Yang Zejia, Liao Jipei, Cullen Kevin J, Dan Hancai
1Marlene and Stewart Greenebaum Comprehensive Cancer Center, University of Maryland School of Medicine, Baltimore, MD USA.
2Department of Pathology, University of Maryland School of Medicine, Baltimore, MD USA.
Cell Death Discov. 2020 May 15;6:36. doi: 10.1038/s41420-020-0270-7. eCollection 2020.

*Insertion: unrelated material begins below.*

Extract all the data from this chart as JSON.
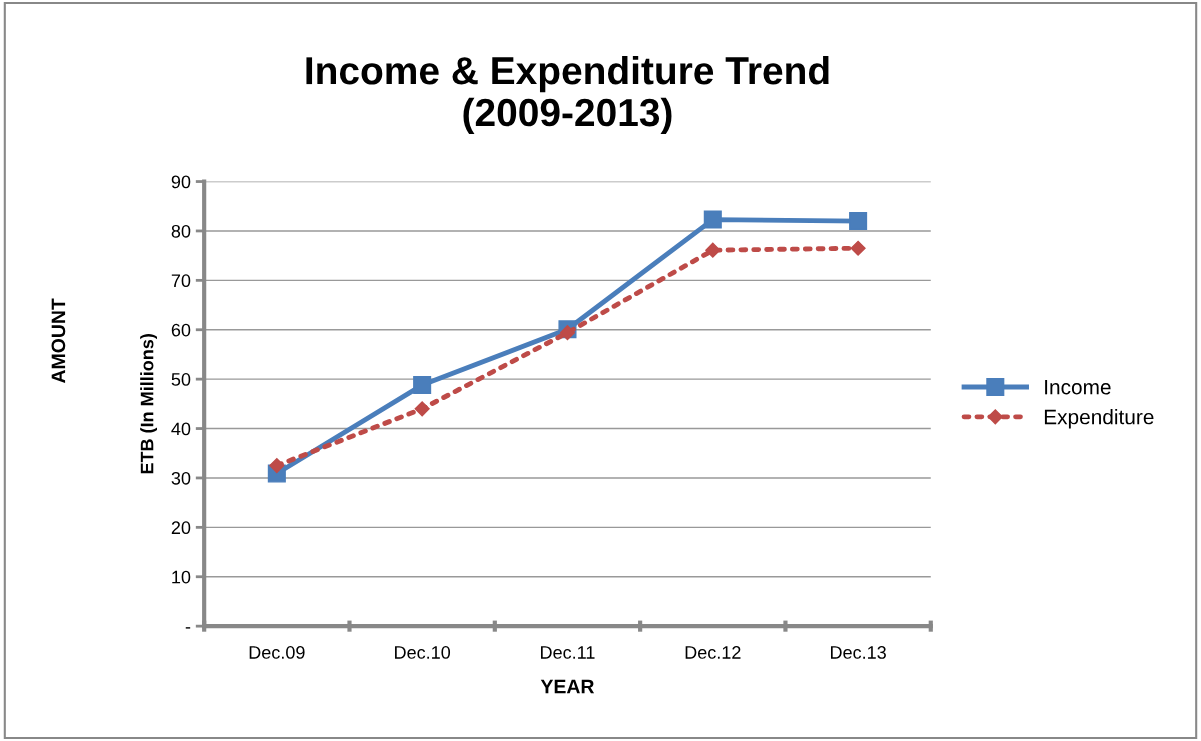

Proto-oncogene tyrosine-protein kinase Src plays an important role in Head and Neck Squamous Cell Carcinoma (HNSCC). However, the FDA-approved SRC inhibitor Dasatinib shows very limited efficacy in HNSCC clinical trials, even though Dasatinib can completely inhibit SRC in the laboratory setting. These results suggest that SRC inhibition can cause compensatory up-regulation and/or activation of other survival pathways, which suggests that co-targeting of SRC and the potential signaling pathways may improve the Dasatinib efficacy. In this study, we investigated the role of IKKβ/NF-κB in regulation of the sensitivity of cisplatin-resistant HNSCC to Dasatinib. Additionally, we wished to determine whether inhibition of the IKKβ/NF-κB signaling pathway could enhance Dasatinib efficacy to inhibit cisplatin-resistant HNSCC without the use of cisplatin. Previous studies have shown that ETS-1 is a crucial SRC effector protein that regulates cancer cell proliferation, anti-apoptosis, and metastasis. We found that SRC kinase inhibition by Dasatinib decreased ETS-1 expression but caused elevation of IKKβ/NF-κB signaling in multiple cisplatin-resistant HNSCC. Interestingly, inhibition of IKKβ/NF-κB by CmpdA (Bay65-1942), a recently identified IKKβ inhibitor, also led to a decrease in ETS-1 levels. Moreover, the knockdown of IKK, but not NF-κB, dramatically decreased ETS-1 expression. In addition, IKKβ and ETS-1 interacted in cisplatin-resistant HNSCC. These data demonstrated cross-talk between SRC and IKK to regulate NF-κB and ETS-1. Furthermore, we found that simultaneous inhibition of SRC and IKKβ through a Dasatinib and CmpdA combination synergistically inhibited NF-κB activation and ETS-1expression, suppressed cell proliferation, and induced apoptosis. Taken together, our data indicate that SRC and IKKβ play crucial roles in cisplatin-resistant HNSCCC and co-targeting SRC and IKKβ could be an effective strategy to treat cisplatin-resistant HNSCC.
原癌基因酪氨酸蛋白激酶Src在头颈部鳞状细胞癌(HNSCC)中发挥着重要作用。然而,美国食品药品监督管理局(FDA)批准的Src抑制剂达沙替尼在HNSCC临床试验中显示出非常有限的疗效,尽管达沙替尼在实验室环境中可以完全抑制Src。这些结果表明,抑制Src会导致其他生存途径的代偿性上调和/或激活,这表明同时靶向Src和潜在的信号通路可能会提高达沙替尼的疗效。在本研究中,我们研究了IKKβ/NF-κB在调节顺铂耐药HNSCC对达沙替尼敏感性中的作用。此外,我们希望确定抑制IKKβ/NF-κB信号通路是否可以在不使用顺铂的情况下增强达沙替尼抑制顺铂耐药HNSCC的疗效。先前的研究表明,ETS-1是一种关键的Src效应蛋白,可调节癌细胞的增殖、抗凋亡和转移。我们发现,达沙替尼抑制Src激酶可降低ETS-1表达,但会导致多种顺铂耐药HNSCC中IKKβ/NF-κB信号的升高。有趣的是,最近鉴定出的IKKβ抑制剂CmpdA(Bay65-1942)抑制IKKβ/NF-κB也导致ETS-1水平降低。此外,敲低IKK而不是NF-κB会显著降低ETS-1表达。此外,在顺铂耐药HNSCC中,IKKβ和ETS-1相互作用。这些数据证明了Src和IKK之间存在相互作用以调节NF-κB和ETS-1。此外,我们发现通过达沙替尼和CmpdA联合同时抑制Src和IKKβ可协同抑制NF-κB激活和ETS-1表达,抑制细胞增殖并诱导凋亡。综上所述,我们的数据表明,Src和IKKβ在顺铂耐药HNSCC中起关键作用,同时靶向Src和IKKβ可能是治疗顺铂耐药HNSCC的有效策略。